I doubt CalPERS will change because they’ve lost their way.
It may be even worse than Silton suggests. CalPERS seems determined to double down on its dubious choices when questioned. While that course of action may achieve an illusion of smoother sailing short term, it will produce an even larger shipwreck in the end. One can only hope that the damage will be limited to CalPERS’ staff and board, and spares beneficiaries and California taxpayers.
* Robert Rubin, who lives in the building next door to mine, for year, and during the time when he spoke at the conference at which I was part of the warm-up act, would regularly have bodyguards in tow in NYC.
** CalPERS made shockingly heavy-handed use of its guards, which searched people not only coming into the CalPERS building but every time when they went into the smaller meeting room. I’ve been regularly on panels Washington DC at events where current government officials were speaking, as well as people who consider themselves important enough to have their own bodyguards,* and I’ve similarly been in small group meetings in the Treasury, twice, with Geither and the other senior members of the Treasury. A second round of screening (a second bag examination and being swiped with a metal detector each time you entered the room) is unheard of.

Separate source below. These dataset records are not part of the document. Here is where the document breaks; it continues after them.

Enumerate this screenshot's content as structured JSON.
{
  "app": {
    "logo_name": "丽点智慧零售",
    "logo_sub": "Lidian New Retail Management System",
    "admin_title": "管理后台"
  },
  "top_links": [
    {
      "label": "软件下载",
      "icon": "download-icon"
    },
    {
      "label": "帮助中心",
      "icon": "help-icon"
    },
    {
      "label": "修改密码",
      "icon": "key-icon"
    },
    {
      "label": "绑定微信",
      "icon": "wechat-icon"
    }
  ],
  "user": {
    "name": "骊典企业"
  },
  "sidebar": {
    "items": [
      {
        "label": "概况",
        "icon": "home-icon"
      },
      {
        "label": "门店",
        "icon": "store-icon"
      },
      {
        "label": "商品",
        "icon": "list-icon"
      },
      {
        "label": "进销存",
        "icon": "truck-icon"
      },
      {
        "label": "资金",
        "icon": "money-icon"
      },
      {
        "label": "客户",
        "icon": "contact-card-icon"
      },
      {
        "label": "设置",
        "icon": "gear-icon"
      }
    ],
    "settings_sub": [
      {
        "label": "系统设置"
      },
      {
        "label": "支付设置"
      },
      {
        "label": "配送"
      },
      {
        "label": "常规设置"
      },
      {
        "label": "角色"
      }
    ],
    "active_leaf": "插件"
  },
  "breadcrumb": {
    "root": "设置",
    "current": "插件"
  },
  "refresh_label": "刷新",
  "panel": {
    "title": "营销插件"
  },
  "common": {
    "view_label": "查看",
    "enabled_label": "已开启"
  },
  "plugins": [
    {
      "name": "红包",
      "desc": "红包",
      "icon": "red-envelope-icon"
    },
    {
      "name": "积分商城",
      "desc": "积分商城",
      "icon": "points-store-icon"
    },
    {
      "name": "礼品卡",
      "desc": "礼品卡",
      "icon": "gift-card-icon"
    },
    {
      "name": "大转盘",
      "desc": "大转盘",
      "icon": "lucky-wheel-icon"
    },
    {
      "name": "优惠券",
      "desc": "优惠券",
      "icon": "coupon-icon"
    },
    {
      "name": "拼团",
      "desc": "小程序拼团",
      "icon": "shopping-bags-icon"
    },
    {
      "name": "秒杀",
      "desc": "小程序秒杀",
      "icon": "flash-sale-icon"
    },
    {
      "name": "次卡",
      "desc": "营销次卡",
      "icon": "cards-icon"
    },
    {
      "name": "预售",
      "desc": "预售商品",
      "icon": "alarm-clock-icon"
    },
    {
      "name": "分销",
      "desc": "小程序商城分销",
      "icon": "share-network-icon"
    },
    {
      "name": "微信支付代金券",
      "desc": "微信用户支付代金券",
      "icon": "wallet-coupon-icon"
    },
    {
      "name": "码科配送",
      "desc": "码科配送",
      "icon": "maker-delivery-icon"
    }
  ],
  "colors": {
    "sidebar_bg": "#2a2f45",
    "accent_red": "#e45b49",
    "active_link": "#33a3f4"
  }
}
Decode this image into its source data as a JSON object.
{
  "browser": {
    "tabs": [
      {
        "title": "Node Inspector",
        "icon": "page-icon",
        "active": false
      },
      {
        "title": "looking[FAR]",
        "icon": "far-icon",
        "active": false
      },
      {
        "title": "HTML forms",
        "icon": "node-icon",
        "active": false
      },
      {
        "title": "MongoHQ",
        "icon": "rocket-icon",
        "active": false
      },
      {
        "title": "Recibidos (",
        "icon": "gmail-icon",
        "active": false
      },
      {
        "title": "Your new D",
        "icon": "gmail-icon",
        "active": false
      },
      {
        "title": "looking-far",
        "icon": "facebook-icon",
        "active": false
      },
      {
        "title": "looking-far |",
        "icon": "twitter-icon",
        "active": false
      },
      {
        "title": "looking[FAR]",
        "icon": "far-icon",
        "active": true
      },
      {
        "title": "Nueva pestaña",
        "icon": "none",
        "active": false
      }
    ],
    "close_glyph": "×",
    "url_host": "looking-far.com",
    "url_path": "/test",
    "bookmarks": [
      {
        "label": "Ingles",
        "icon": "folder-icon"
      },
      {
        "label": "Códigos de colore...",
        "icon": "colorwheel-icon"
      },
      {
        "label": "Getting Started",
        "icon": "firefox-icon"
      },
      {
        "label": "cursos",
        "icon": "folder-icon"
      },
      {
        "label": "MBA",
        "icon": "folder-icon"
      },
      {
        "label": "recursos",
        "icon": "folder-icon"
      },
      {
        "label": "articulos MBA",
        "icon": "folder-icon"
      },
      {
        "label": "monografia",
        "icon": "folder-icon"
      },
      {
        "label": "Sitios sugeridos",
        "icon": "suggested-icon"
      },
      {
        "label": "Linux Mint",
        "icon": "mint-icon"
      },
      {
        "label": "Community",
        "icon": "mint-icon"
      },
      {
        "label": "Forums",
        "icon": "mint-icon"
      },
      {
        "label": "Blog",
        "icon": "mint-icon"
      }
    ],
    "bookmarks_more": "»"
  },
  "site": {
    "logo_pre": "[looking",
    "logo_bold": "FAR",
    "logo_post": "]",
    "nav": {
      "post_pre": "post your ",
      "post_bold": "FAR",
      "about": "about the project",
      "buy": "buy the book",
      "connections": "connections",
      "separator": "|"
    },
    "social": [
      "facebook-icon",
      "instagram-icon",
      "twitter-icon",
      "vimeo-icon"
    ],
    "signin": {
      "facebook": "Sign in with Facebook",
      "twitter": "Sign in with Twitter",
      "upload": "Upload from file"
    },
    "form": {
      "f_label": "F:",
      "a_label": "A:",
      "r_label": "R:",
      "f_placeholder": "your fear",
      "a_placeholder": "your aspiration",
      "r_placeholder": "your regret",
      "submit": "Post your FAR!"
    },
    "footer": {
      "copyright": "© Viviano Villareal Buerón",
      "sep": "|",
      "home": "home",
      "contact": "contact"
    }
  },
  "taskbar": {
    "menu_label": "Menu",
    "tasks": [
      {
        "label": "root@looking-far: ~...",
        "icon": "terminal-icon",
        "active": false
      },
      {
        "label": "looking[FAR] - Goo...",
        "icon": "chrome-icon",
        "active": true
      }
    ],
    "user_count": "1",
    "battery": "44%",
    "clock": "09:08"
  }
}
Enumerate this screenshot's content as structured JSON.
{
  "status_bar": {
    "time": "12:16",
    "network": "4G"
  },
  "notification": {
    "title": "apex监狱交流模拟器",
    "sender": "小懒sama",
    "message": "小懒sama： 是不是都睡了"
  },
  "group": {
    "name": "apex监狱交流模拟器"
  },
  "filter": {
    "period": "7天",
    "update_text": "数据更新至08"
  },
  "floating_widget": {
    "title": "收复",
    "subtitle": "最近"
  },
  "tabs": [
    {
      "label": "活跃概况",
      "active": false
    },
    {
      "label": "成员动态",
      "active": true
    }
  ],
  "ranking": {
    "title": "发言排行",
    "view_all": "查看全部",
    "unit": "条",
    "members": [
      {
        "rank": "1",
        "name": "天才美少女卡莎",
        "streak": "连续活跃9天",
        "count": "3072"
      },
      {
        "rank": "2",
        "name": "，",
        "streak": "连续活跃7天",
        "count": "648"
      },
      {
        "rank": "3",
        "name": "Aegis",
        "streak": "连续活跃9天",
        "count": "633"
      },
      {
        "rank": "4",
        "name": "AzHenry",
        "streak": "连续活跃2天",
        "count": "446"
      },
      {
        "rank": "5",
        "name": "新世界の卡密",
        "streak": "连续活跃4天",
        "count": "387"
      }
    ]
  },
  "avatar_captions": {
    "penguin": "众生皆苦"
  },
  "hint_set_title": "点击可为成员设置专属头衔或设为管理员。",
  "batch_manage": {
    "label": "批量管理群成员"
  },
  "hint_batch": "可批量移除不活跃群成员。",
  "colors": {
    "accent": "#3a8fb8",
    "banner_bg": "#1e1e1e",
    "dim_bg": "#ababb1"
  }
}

When Flaherman went to continue his objections to Jones on the break, and Flaherman was polite and did not raise his voice, I saw the guards started crowding him after the first couple of minutes. When I discussed this incident later, a former official was appalled: “When I was in office, if a member of the public wanted to tell you something, you had to stand there and take it. That was part of your job.”
*** There were further signs of bad faith later on, in that several of the people who had signed up to speak on line (members of the public who want to speak have to sign up, either in advance on the Internet or at the time of the meeting) were not called to speak at the public comments time. They had to rush up to sign forms, which distracted attention from the member of the public who was speaking at that time. This sort of sign up is bog standard routine at CalPERS; it’s a fixture of each and every board meeting. The notion that it would conveniently go kerfulie all on its own when so many well-known skeptics planned to speak is quite a stretch.